Experts discuss Canada’s bioinnovation ecosystem at Medicine by Design event
What can the unprecedented speed of vaccine development during the COVID-19 pandemic teach us about strengthening our bioinnovation ecosystem?
For David Walt, a professor at the Wyss Institute for Biologically Inspired Engineering at Harvard University, many of the pandemic’s innovations promise to have a lasting effect since, as a society, we “now have some of the tools in place to help catalyze continued innovation and collaboration” in the field.
“Everyone who was working on [COVID-19] had the potential to be affected by it. It was a global imperative that we all co-operate,” he said during a recent symposium hosted by the University of Toronto’s Medicine by Design program.
Walt, who co-leads the Mass General Brigham Center for COVID Innovation, made the remarks during a panel discussion titled “Strengthening Our Bioinnovation Ecosystem” that followed his plenary talk.
The symposium – “A Systems Approach to Regenerative Medicine” – was held over two days and attracted more than 500 registrants. It included talks from invited speakers Ruslan Medzhitov, a professor in the Yale School of Medicine at Yale University, on the topic of inflammation systems biology; and Linda G. Griffith, a professor in the department of biological and medicalengineering at the Massachusetts Institute of Technology (MIT), who spoke about organ-on-chip technologies, including their application to endometriosis.

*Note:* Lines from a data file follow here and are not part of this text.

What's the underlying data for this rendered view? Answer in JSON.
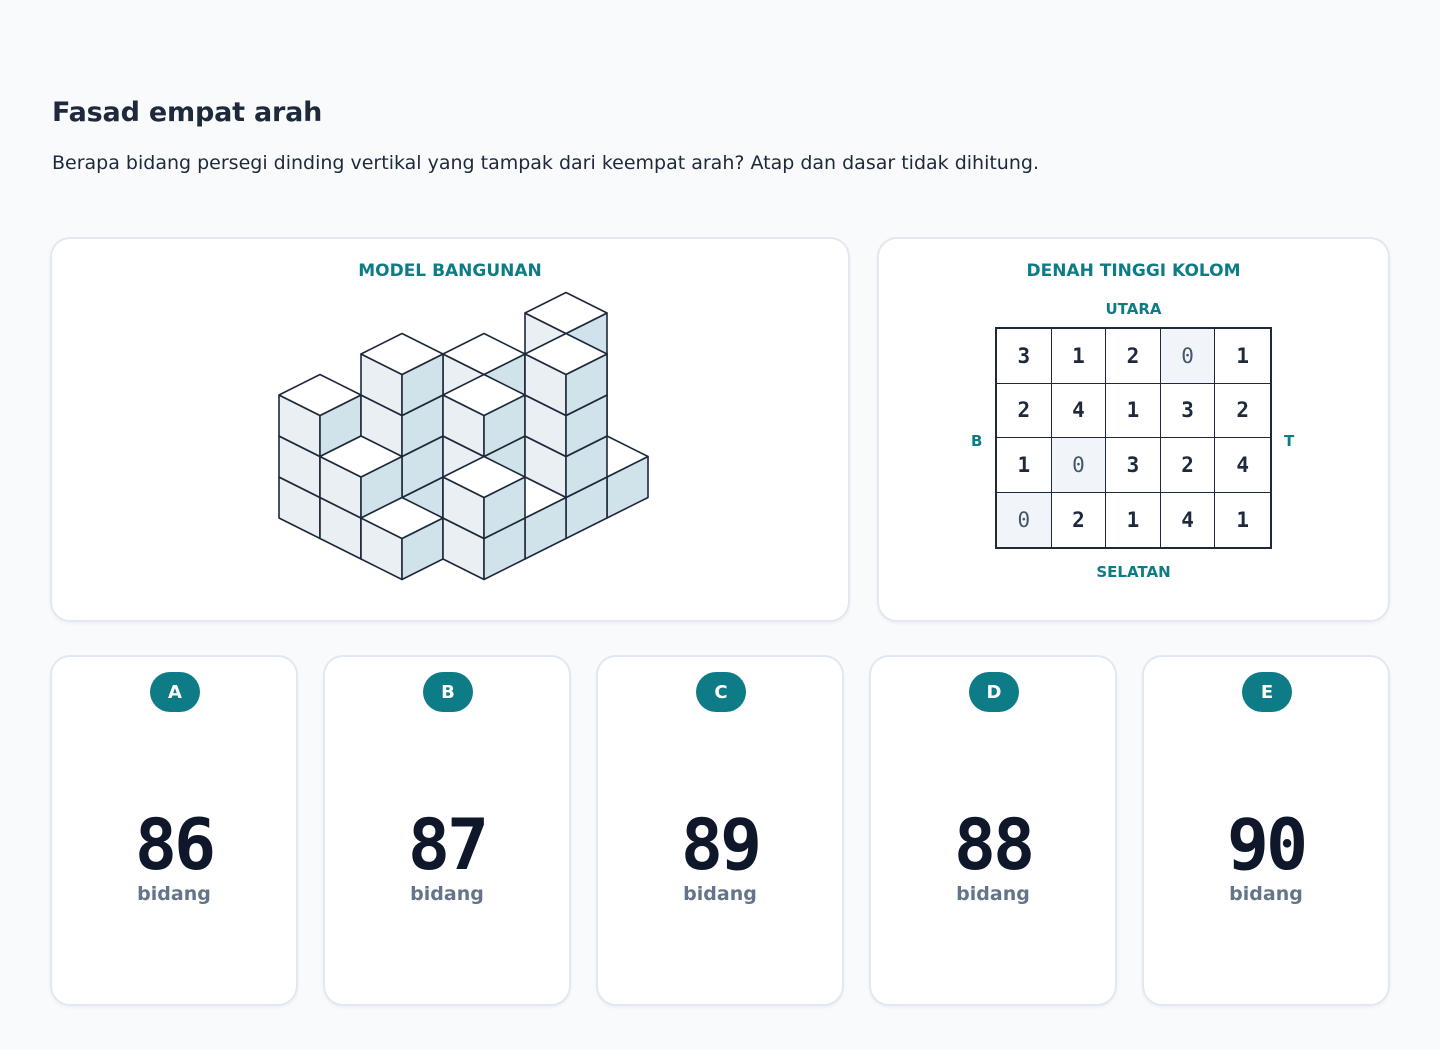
{
  "header": {
    "title": "Fasad empat arah",
    "subtitle": "Berapa bidang persegi dinding vertikal yang tampak dari keempat arah? Atap dan dasar tidak dihitung."
  },
  "model_panel": {
    "heading": "MODEL BANGUNAN"
  },
  "plan_panel": {
    "heading": "DENAH TINGGI KOLOM",
    "north": "UTARA",
    "south": "SELATAN",
    "west": "B",
    "east": "T",
    "rows": [
      [
        "3",
        "1",
        "2",
        "0",
        "1"
      ],
      [
        "2",
        "4",
        "1",
        "3",
        "2"
      ],
      [
        "1",
        "0",
        "3",
        "2",
        "4"
      ],
      [
        "0",
        "2",
        "1",
        "4",
        "1"
      ]
    ]
  },
  "options": [
    {
      "letter": "A",
      "value": "86",
      "unit": "bidang"
    },
    {
      "letter": "B",
      "value": "87",
      "unit": "bidang"
    },
    {
      "letter": "C",
      "value": "89",
      "unit": "bidang"
    },
    {
      "letter": "D",
      "value": "88",
      "unit": "bidang"
    },
    {
      "letter": "E",
      "value": "90",
      "unit": "bidang"
    }
  ],
  "colors": {
    "accent": "#0e7c86",
    "cube_left_face": "#e9eff3",
    "cube_right_face": "#d1e3ea",
    "cube_top_face": "#ffffff",
    "zero_cell": "#f1f5f9"
  }
}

The panel discussion on strengthening the bioinnovation ecosystem looked at the symposium’s broad theme in a more “holistic fashion,” said Medicine by Design Executive Director Michael Sefton, who is also a University Professor in the department of chemical engineering and applied chemistry and the Institute of Biomedical Engineering.
“[We’re] looking at health-care systems and innovation systems with a focus on health policy and social science lessons learned from COVID-19.”